Gaza/Jerusalem/Washington. Gut sechs Wochen nach dem Großangriff der Hamas auf Israel wächst die Hoffnung auf eine baldige Freilassung von einigen der damals in den Gazastreifen verschleppten Geiseln. Von Nidal al-Mughrabi und James Mackenzie (Reuters)

Der israelische Botschafter in den USA, Michael Herzog, sagte am Sonntag dem US-Fernsehsender ABC, er hoffe, dass es in den kommenden Tagen eine Einigung gebe und eine nennenswerte Zahl von Geiseln freigelassen werden könne. Zuvor hatte Israels Ministerpräsident Benjamin Netanjahu einen Bericht der "Washington Post" dementiert, wonach Israel, die USA und die Hamas sich auf eine fünftägige Kampfpause und die Freilassung Dutzender Frauen und Kindern geeinigt haben sollen.

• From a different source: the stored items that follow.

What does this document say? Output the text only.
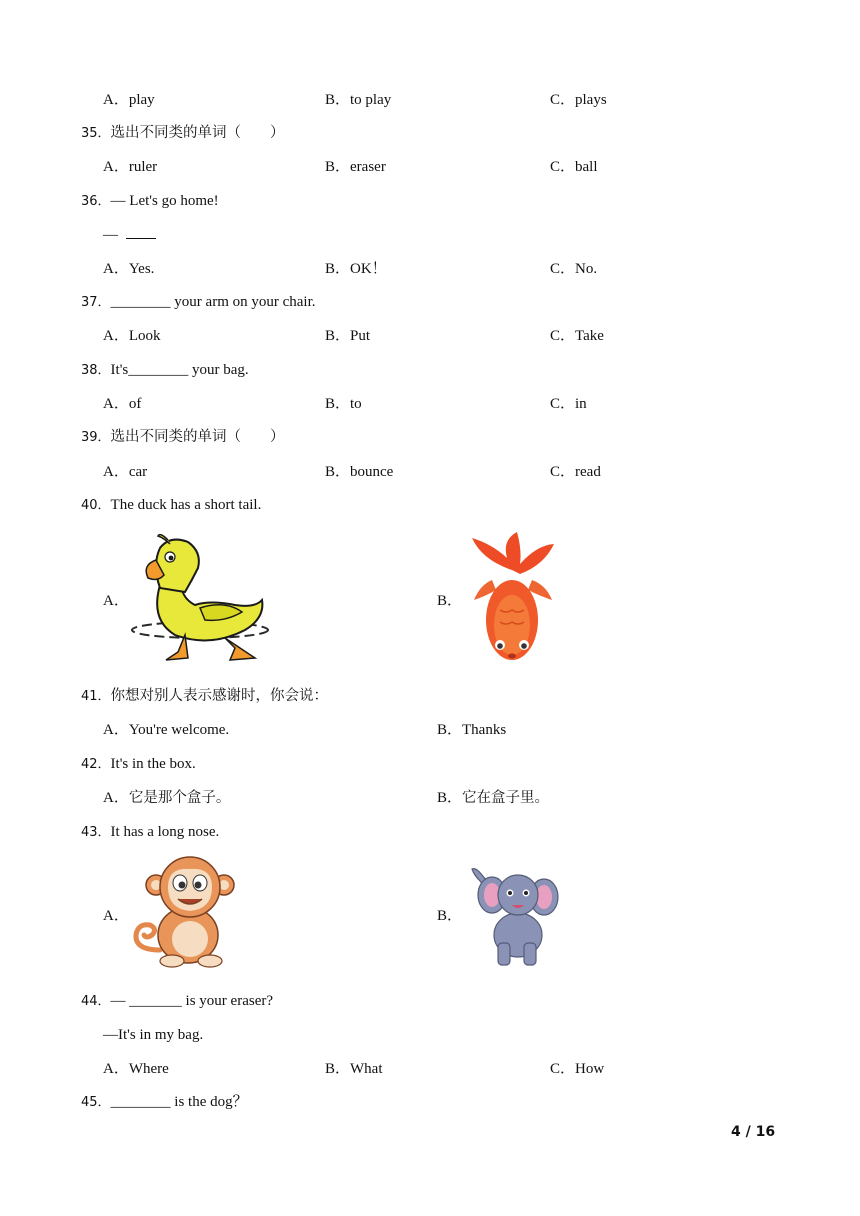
A．play	B．to play	C．plays
35．选出不同类的单词（　　）
A．ruler	B．eraser	C．ball
36．— Let's go home!
—
A．Yes.	B．OK！	C．No.
37．________ your arm on your chair.
A．Look	B．Put	C．Take
38．It's________ your bag.
A．of	B．to	C．in
39．选出不同类的单词（　　）
A．car	B．bounce	C．read
40．The duck has a short tail.
A．	B．
41．你想对别人表示感谢时，你会说：
A．You're welcome.	B．Thanks
42．It's in the box.
A．它是那个盒子。	B．它在盒子里。
43．It has a long nose.
A．	B．
44．— _______ is your eraser?
—It's in my bag.
A．Where	B．What	C．How
45．________ is the dog？
4 / 16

Die Zeitung berichtete unter Berufung auf eine sechsseitige Vereinbarung sowie damit vertraute Personen weiter, die Freilassung von Geiseln könnte in den nächsten Tagen beginnen, sofern es nicht noch zu Problemen komme. Es sei geplant, dass beide Seiten die Kampfhandlungen für mindestens fünf Tage einstellen, während alle 24 Stunden mindestens 50 Geiseln in Gruppen freigelassen werden sollten. Die Hamas hatte während ihres Angriffs auf Israel, bei dem sie etwa 1200 Menschen tötete, rund 240 Geiseln genommen und in den dicht besiedelten Gazastreifen mit seinen 2,3 Millionen Einwohnern verschleppt.

Laut "Washington Post" wurde der Entwurf für die Vereinbarung wochenlang in Katar ausgearbeitet. Das Emirat bestätigte indirekt fortgeschrittene Verhandlungen. Man sei zuversichtlicher als zuletzt, dass es zu einer Vereinbarung komme, sagte Ministerpräsident Mohammed Bin Abdulrahman al-Thani am Sonntag. Die Herausforderungen im Zusammenhang damit seien nur noch sehr gering. Die strittigen Punkte bezögen sich auf praktische und logistische Fragen.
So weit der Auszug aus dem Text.